My family moved from the farm, as we lost our farm due to drought and into a big city. It was fun and new but I did not like the fast pace life. My biology teacher really thought I was a lab experiment gone totally wrong, and my geometry teacher kept wondering if he should dial 911, since he was in doubt I had a pulse. I had a slow drawl in my speech so if I was asked a question in class on Monday it would reach the teacher on Tuesday.

Getting a date in High School was impossible since I had no vehicle and taking a date on the city bus was out of the question especially at a drive in movie and the city-slickers had no sense of humor. I use to hang around the skating rink a lot, and my posterior got most of the attention from the floor. Let’s face it, what girl wants to skate with a dude looking up at her all the time.

I did get a job bagging groceries and that is when you got tips back in those days, boy how times have changed and I made pretty good money.
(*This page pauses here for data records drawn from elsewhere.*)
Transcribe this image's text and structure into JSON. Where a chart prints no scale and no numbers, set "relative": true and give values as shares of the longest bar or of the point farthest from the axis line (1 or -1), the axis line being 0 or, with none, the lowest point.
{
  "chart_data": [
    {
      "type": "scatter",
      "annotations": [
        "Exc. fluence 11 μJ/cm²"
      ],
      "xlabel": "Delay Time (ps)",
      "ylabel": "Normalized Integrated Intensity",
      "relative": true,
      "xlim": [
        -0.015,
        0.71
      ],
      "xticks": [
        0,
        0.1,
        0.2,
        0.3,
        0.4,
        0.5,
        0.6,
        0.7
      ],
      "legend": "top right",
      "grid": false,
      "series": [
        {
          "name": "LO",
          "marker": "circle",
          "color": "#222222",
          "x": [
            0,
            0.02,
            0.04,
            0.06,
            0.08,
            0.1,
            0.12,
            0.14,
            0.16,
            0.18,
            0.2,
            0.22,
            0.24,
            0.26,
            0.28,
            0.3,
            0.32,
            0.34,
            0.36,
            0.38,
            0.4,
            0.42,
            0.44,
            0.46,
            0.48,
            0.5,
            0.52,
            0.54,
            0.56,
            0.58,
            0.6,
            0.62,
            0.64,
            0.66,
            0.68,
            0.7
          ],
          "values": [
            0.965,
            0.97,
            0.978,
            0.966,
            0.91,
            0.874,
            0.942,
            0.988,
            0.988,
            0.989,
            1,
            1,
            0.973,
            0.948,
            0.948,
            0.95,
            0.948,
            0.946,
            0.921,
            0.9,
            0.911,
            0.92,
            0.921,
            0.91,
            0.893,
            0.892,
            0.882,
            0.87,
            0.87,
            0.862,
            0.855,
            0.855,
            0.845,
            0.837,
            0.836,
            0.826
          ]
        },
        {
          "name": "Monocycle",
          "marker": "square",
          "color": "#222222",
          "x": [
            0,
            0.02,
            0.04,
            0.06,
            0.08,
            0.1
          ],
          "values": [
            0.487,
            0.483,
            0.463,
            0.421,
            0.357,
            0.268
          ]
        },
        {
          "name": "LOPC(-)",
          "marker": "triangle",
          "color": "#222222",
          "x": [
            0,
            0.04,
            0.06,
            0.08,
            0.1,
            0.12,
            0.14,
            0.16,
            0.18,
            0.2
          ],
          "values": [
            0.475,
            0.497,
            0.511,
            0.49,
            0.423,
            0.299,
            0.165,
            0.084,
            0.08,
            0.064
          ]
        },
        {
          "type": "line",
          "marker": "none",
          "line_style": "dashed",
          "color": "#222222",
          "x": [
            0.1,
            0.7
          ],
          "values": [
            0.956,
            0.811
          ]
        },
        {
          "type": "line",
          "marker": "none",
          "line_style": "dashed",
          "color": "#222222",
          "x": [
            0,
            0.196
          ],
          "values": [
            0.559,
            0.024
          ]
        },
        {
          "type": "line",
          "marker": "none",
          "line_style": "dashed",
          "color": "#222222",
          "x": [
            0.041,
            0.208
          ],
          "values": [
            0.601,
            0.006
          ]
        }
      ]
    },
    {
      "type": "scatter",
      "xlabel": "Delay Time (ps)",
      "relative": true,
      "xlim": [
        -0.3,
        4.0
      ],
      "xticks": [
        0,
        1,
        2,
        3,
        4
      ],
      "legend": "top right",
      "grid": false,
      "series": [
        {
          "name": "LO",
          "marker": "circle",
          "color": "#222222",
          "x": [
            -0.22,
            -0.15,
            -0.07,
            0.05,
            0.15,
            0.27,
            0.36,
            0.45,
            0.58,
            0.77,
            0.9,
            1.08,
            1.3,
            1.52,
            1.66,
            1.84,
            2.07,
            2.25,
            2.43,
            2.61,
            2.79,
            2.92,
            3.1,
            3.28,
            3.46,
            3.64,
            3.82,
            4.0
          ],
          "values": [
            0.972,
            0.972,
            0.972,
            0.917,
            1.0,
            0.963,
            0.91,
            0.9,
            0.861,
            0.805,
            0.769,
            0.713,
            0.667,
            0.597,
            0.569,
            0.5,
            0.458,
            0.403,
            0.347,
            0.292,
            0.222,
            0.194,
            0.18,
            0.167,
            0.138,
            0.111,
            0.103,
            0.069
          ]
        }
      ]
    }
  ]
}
I was an enterprising young man so I took that money bought a suit which I had to share unless we were all going to the same occasion and decided to try and find something better for more money and prestige as I was eighteen now, knew more than my parents, ready to make that first million which I gave up on, now working on my second.

It was a hot day that day, Florida usually is, and back then High Schools would let a senior work half day and go to school half day if your credits were up to snuff. So, I got on my brand new dark blue suit with tie, grease my hair down with some sort of grease for hair and was great for axles as well, and took the bus to down town Jacksonville. I had an appointment at one of our fine local banks; you know the ones with the marble fronts and carving in the building to make it look, well like it was the homestead of Bill Gates who was not born yet. I had to walk a block to get to the bank and it was so hot with the humidity causing your clothes to stick to your body that you eventually looked like one of those plastic bags that someone had sucked the air out of for storage. I was about, oh, maybe thirty steps from the front door when all of a sudden it got kind of dark and white spots started hitting me in the head and all over my brand new dark blue suit. I looked up and low and behold a flock of seagulls had pin pointed their target, releasing loads with direct multiple hits, on my face, head and clothes and I knew I was in the twilight zone.

I ran to the bathroom as I had bird do-do all over my head, suit and face. I tried to wash my face and head but when I tried to wash my suit coat and pants that white fecal matter began to spread like butter on toast and it only went deeper and deeper into the fabric. You ever go into a public bathroom and the soap container is empty? In those days you had to be in a suit to land such a job and of course your hair had to be the appropriate length especially since I was applying for a teller’s position.

If you ever have had the chance to smell an old horse or cow barn, then picture in your nose a smell a hundred times worst. Needless to say I did not get the job and as a mudslide will change the direction of a river, so did the seagulls change my direction in life as I went home, took three showers and put on clean clothes and went to my local military recruiter joining since Vietnam War was in its prime.

What did I learn from this ordeal that yes was disappointing? I first learned that ..IT HAPPENS, and from the fertilizers of life we gain knowledge and wisdom. I learned never to look up with your mouth open, and carry an umbrella in Florida. No matter what life throws at you, move forward full steam a head. When you hit an obstacle in life, it is not always the path of least resistance that is the best to travel.